The two ways I'm aware of are:
- to wrap the C++ code into COM
- to use DLLImport and external C functions
C++/CLI is your friend for this. You'll run into one problem though: it is not possible to store standard C++ objects inside C++/CLI ref or value classes (the ones for .NET). So you'll have to resort to the following class (that you can modify) that I use in production code:
#pragma once
#include <boost/shared_ptr.hpp>
template <typename T>
ref class Handle
{
boost::shared_ptr<T>* t;
!Handle()
{
if (t != nullptr)
{
delete t;
t = nullptr;
}
}
~Handle() { this->!Handle(); }
public:
Handle() : t(new boost::shared_ptr<T>((T*)0)) {}
Handle% operator=(T* p)
{
if (p != t->get()) t->reset(p);
return *this;
}
static T* operator&(Handle% h) { return h.t->get(); }
static boost::shared_ptr<T> operator->(Handle% h) { return *h.t; }
T& reference() { return *t->get(); }
T const& const_reference() { return *t->get(); }
};
Usage: Handle<MyCppClass>^ handle;
inside a C++/CLI class. You then implement stub methods, forwarding them to the handle
member. Garbage collected objects will call destructors of the C++ class instance iff there is no more pointer to it:
public ref class Foo
{
void bar() { handle->bar(); }
internal:
Handle<CppNamespace::Foo>^ handle;
};
I think that your option is only build a C++/CLI class wrapper (so you can reference it like a c# class), otherwise you can't instantiate a c++ class (unmanaged) from c# code.
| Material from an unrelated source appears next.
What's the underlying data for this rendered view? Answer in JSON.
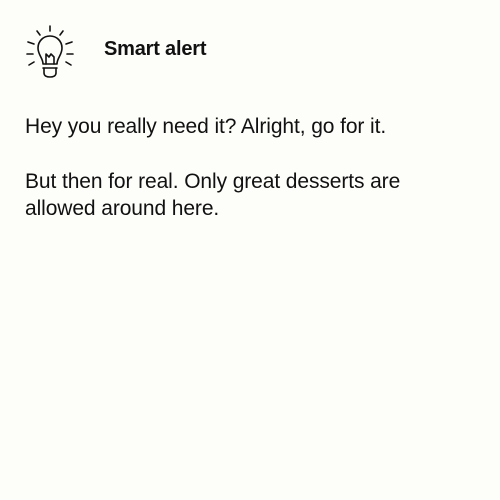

Alternative could be the "ugly" way: instantiate the c++ class through a c function, but you'll treat the class as a void pointer inside the c# code, so you basically will not do anything with it (except if you create other functions to interact with this class; only C functions)
C# understands C, if you want make it understand C++ you have to use C++/CLI
P.S. C# has some basic understanding of C++ classes, but it's only about converting class data (I mean bytes: fields) into some usable data in C# (there are some Attributes), but will not allow to work with methods and things like that (avoid totally is my suggestion).